Angela Gordon: Loss of Agricultural Biodiversity (Chenopodium)


   Huazontles


   Chapatas
Agronomists concerned over the loss of agricultural biodiversity are researching how small-scale farmers interact with and affect crop genetic resources. That is, they are studying how farmers select and maintain varieties, and how that affects the genotype of their crops. I am applying this information to a case study that combines ethnoarchaeology and archaeology.

My dissertation research focuses on domesticated Chenopodium species in North America. Chenopodium berlandieri ssp. jonesianum was an important member of the eastern North American crop complex, but is one of the lost crops of this region. In Mexico, Chenopodium berlandieri spp. nuttalliae was domesticated sometime prior to Spanish colonization and is grown today for greens, immature inflorescences, and grain. While seed-eating has been documented in eastern North America, non-seed uses are largely invisible in the archaeological record.
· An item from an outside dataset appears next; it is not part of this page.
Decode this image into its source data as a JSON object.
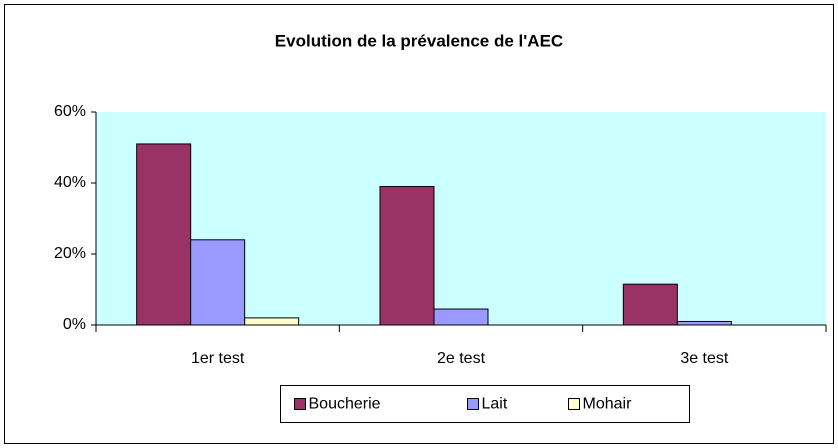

Modern farmers identify a wide range of factors they consider when choosing particular varieties to plant. One important variable in planned end-use. In Mexico, farmers in the central highlands maintain separate varieties of Chenopodium for three crops: huazontles, quelites, and chia. Huazontle is harvested as immature inflorescences, like broccoli, and

   In the Field
commonly eaten dipped in egg and deep-fried. Quelites are grown for use as fresh greens, as are many other species in Mexico. Chia is grown for its bright red seeds, which are made into sweet tamales called chapatas. My research will determine whether such selection behavior is manifested as variation in seed morphology. Fieldwork conducted in Mexico in 2003 and 2004 focused on seed collection and interviews with farmers, marketers, and consumers of all three crops.

I am using data collected through these interviews and laboratory analysis of seed samples to examine correlations between crop end-use and seed morphology. I am currently completing the analysis. My hope is to be able to identify signals for non-seed uses that are otherwise very difficult to recognize in the archaeological record. The information will be most specifically applied to the eastern North American context. More generally, direct examination of modern intraspecific crop variation may allow archaeologists to correlate variation in sed morphology with variation in crop behavior or end-use.

My fieldwork and laboratory analysis is supported by a grant from the National Science Foundation, and I am currently supported by a Dissertation Fellowship from the Graduate School of Arts and Sciences of Washington University.